Step one was to see if there was some simple way to distinguish them from other clients, like checking if they're using an old version of Tor, and have entry nodes refuse connections from them. Alas, it looks like they're running 0.2.3.x, which is the current recommended stable.
Step two is to get more users using the NTor circuit-level handshake, which is new in Tor 0.2.4 and offers stronger security with lower processing overhead (and thus less pain to relays). Tor 0.2.4.17-rc comes with an added twist: we prioritize NTor create cells over the old TAP create cells that 0.2.3 clients send, which a) means relays will get the cheap computations out of the way first so they're more likely to succeed, and b) means that Tor 0.2.4 users will jump the queue ahead of the botnet requests. The Tor 0.2.4.17-rc release also comes with some new log messages to help relay operators track how many of each handshake type they're handling.
(There's some tricky calculus to be done here around whether the botnet operator will upgrade his bots in response. Nobody knows for sure. But hopefully not for a while, and in any case the new handshake is a lot cheaper so it would still be a win.)
Step three is to temporarily disable some of the client-side performance features that build extra circuits. In particular, our circuit build timeout feature estimates network performance for each user individually, so we can tune which circuits we use and which we discard.
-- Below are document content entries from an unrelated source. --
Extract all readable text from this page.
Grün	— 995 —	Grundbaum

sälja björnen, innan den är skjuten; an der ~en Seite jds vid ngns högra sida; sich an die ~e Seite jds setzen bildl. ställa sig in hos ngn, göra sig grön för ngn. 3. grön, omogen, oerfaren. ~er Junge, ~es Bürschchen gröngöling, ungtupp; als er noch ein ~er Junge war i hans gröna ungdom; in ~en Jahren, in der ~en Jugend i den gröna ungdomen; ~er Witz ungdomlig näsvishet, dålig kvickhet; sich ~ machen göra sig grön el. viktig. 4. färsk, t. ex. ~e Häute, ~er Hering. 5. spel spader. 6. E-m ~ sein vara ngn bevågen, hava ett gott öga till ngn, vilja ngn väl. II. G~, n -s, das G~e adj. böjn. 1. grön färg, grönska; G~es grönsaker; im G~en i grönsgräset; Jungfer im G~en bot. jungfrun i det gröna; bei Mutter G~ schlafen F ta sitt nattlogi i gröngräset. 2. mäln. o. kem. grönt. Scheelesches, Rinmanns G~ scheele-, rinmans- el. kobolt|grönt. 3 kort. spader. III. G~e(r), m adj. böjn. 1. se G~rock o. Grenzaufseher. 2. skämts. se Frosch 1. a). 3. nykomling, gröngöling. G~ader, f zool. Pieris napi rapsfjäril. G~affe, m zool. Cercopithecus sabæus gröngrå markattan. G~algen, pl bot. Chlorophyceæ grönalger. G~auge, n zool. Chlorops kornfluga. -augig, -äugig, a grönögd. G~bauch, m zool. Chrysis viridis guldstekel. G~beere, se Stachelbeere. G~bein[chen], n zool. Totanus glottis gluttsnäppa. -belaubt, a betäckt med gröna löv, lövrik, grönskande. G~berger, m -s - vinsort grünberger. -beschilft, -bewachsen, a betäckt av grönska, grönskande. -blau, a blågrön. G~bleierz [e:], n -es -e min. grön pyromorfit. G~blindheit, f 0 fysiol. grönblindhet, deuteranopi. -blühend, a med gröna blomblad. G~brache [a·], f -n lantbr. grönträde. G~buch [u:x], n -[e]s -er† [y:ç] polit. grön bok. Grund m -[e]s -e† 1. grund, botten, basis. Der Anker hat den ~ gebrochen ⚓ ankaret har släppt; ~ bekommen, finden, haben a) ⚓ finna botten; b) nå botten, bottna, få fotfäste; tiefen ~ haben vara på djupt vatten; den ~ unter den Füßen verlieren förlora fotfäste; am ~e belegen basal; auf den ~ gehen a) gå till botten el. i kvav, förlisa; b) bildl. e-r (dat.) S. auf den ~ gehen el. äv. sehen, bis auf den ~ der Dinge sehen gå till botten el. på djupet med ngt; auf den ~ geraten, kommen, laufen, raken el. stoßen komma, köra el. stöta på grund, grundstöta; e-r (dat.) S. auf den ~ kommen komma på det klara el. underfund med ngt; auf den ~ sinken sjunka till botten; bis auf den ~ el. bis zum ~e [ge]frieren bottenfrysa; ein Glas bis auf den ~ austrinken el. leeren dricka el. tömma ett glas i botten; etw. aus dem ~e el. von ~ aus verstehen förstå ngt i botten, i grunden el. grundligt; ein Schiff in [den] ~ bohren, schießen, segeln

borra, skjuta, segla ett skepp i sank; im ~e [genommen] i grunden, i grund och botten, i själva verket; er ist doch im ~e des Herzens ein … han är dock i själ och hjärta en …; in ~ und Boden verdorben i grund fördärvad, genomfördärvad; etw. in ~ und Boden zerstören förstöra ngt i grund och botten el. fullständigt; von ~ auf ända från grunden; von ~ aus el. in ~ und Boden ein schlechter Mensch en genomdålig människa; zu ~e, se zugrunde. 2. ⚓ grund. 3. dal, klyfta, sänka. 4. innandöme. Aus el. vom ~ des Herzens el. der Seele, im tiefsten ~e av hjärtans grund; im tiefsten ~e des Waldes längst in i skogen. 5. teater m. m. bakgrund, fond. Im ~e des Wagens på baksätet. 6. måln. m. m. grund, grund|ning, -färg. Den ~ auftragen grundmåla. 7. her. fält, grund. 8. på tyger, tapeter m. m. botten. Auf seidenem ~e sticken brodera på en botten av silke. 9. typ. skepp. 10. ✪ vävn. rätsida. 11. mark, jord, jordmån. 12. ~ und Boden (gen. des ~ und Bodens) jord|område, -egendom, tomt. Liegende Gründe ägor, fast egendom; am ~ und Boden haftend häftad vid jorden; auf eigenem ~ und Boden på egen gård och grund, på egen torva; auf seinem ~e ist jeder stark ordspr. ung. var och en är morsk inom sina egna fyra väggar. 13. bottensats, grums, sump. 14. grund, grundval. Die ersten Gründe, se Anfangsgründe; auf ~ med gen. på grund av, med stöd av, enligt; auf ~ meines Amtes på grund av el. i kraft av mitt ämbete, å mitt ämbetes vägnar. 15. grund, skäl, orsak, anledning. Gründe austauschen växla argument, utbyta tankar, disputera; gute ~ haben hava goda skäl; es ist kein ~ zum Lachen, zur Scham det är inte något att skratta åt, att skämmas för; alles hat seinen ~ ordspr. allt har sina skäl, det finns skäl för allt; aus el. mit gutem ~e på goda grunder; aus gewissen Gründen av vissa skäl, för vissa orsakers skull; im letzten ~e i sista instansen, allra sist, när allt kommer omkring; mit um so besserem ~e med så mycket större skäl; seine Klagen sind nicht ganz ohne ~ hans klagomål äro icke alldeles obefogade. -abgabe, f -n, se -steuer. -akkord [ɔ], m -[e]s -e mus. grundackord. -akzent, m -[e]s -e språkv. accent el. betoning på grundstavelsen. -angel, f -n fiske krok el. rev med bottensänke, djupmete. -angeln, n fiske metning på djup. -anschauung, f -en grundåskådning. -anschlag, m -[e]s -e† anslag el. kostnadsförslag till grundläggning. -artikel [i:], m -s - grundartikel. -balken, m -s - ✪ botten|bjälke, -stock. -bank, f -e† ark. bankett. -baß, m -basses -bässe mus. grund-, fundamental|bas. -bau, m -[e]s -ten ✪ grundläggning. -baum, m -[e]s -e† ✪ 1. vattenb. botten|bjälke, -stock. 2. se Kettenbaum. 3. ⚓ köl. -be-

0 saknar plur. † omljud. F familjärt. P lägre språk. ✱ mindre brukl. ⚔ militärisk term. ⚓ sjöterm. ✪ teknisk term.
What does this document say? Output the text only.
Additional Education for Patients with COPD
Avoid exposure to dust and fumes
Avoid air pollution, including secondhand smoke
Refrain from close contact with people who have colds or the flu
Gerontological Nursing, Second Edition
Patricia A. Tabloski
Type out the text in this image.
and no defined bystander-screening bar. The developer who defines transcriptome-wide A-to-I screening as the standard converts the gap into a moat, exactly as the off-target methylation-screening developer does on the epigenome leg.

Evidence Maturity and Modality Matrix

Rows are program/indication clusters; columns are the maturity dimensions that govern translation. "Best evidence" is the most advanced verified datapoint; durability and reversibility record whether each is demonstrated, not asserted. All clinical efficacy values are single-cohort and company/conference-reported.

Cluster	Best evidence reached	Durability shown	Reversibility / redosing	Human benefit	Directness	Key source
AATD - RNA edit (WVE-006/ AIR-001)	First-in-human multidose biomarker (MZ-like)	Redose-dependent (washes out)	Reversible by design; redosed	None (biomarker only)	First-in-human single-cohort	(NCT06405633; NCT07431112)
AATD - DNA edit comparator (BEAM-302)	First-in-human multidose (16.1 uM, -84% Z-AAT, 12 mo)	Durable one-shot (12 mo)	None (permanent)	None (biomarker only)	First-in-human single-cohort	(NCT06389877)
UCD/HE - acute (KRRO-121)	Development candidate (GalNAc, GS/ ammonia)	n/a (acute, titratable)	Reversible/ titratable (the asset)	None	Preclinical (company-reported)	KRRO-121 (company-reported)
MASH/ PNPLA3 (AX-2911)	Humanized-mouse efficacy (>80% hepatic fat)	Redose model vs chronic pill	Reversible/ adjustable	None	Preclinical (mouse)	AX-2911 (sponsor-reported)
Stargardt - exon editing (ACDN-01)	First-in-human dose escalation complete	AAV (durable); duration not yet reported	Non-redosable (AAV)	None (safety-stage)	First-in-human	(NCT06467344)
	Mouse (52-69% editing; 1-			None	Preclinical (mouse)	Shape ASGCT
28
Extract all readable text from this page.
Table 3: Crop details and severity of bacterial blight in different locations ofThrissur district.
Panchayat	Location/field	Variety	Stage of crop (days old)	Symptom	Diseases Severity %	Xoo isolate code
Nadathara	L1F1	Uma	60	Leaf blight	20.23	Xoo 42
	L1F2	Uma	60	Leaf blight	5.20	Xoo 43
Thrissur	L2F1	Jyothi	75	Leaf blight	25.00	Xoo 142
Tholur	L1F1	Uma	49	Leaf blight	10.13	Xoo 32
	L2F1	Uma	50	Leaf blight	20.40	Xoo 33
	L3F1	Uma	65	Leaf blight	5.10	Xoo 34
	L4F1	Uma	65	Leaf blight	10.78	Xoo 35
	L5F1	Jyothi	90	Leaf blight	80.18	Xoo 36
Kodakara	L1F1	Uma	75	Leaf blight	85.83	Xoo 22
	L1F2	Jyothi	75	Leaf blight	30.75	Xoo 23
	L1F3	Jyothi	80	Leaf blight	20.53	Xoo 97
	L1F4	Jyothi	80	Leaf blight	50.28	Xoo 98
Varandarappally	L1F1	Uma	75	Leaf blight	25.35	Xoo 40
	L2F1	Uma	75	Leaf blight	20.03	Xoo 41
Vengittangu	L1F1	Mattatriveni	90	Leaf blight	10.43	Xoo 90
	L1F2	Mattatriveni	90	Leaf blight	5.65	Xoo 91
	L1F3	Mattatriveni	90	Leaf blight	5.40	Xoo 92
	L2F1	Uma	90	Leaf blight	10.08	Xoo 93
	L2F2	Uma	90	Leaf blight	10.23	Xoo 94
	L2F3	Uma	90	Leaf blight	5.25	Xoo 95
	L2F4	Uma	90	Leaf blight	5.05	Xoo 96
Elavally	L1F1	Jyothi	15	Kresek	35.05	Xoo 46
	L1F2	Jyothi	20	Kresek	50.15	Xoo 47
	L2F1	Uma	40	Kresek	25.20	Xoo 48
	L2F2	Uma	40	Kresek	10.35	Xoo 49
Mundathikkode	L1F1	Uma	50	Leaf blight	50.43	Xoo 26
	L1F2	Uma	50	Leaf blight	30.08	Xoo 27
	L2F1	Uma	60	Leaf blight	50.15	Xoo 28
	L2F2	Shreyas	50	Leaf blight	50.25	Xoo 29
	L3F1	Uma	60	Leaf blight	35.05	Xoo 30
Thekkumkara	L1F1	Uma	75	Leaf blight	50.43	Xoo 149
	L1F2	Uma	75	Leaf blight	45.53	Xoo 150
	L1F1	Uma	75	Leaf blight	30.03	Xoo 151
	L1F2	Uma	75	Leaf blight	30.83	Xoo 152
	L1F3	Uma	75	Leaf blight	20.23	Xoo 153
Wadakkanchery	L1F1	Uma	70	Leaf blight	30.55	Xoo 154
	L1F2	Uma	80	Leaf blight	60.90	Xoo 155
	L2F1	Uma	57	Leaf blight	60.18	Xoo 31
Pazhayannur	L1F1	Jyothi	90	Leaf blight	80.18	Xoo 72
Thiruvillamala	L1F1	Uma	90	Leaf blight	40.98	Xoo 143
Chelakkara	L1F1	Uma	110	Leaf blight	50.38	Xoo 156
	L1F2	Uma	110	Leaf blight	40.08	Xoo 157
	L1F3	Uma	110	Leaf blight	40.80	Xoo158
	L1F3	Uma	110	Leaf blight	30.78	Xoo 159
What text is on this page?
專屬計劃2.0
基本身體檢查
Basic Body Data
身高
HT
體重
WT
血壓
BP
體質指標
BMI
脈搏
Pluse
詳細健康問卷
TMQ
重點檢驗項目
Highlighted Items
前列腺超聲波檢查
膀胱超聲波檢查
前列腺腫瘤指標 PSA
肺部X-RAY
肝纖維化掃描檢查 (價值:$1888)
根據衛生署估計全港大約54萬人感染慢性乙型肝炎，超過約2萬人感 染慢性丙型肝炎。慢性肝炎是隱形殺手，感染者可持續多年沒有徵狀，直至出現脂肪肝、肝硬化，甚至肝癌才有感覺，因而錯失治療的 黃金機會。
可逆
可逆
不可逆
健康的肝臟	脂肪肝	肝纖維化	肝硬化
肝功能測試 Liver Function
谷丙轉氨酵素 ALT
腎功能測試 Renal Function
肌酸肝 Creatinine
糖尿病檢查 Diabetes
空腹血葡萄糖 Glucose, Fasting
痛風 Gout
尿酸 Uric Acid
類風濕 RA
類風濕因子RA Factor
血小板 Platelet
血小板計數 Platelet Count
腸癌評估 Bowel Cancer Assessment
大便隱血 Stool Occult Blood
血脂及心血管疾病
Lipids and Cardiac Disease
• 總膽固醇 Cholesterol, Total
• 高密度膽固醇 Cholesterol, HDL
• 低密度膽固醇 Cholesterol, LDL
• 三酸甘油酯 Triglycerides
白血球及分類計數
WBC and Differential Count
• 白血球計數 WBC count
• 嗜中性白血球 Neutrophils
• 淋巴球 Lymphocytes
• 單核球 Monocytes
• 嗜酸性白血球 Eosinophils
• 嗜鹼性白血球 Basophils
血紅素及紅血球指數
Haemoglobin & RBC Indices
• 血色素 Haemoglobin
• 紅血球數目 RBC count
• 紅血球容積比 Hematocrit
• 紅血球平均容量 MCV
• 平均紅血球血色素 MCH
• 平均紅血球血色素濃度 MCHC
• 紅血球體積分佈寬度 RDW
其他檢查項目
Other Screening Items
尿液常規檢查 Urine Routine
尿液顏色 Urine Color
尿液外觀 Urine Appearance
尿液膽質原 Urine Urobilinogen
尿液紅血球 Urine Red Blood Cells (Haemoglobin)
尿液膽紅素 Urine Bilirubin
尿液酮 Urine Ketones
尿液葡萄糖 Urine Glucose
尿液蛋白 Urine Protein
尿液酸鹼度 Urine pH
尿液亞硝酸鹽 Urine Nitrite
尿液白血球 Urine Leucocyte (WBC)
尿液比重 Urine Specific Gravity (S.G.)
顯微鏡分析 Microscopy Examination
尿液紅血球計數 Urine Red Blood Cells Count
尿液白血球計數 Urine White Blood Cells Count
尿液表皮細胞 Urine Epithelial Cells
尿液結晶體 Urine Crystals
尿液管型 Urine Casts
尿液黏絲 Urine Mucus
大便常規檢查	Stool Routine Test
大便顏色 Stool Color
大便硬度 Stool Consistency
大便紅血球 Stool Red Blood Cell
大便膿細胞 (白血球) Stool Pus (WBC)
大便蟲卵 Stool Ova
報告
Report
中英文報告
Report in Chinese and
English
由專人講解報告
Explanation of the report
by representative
First, in a world where successful circuits are rare, discarding some — even the slow ones — might be unwise. Second, to arrive at a good estimate faster, clients make a series of throwaway measurement circuits. And if the network is ever flaky enough, clients discard that estimate and go back and measure it again. These are all fine approaches in a network where most relays can handle traffic well; but they can contribute to the above vicious cycle in an overloaded network. The next step is to slow down these exploratory circuits in order to reduce the load on the network. (We would temporarily disable the circuit build timeout feature entirely, but it turns out we had a bug where things get worse in that case.)
Step four is longer-term: there remain some NTor handshake performance improvements that will make them faster still. It would be nice to get circuit handshakes on the relay side to be really cheap; but it's an open research question how close we can get to that goal while still providing strong handshake security.
Of course, the above steps aim only to get our head back above water for this particular incident. For the future we'll need to explore further options. For example, we could rate-limit circuit create requests at entry guards. Or we could learn to recognize the circuit building signature of a bot client (maybe it triggers a new hidden service rendezvous every n minutes) and refuse or tarpit connections from them. Maybe entry guards should demand that clients solve captchas before they can build more than a threshold of circuits. Maybe we rate limit TAP handshakes at the relays, so we leave more CPU available for other crypto operations like TLS and AES. Or maybe we should immediately refuse all TAP cells, effectively shutting 0.2.3 clients out of the network.
In parallel, it would be great if botnet researchers would identify the particular characteristics of the botnet and start looking at ways to shut it down (or at least get it off of Tor). Note that getting rid of the C&C point may not really help, since it's the rendezvous attempts from the bots that are hurting so much.
And finally, I still maintain that if you have a multi-million node botnet, it's silly to try to hide it behind the 4000-relay Tor network. These people should be using their botnet as a peer-to-peer anonymity system for itself. So I interpret this incident as continued exploration by botnet developers to try to figure out what resources, services, and topologies integrate well for protecting botnet communications. Another facet of solving this problem long-term is helping them to understand that Tor isn't a great answer for their problem.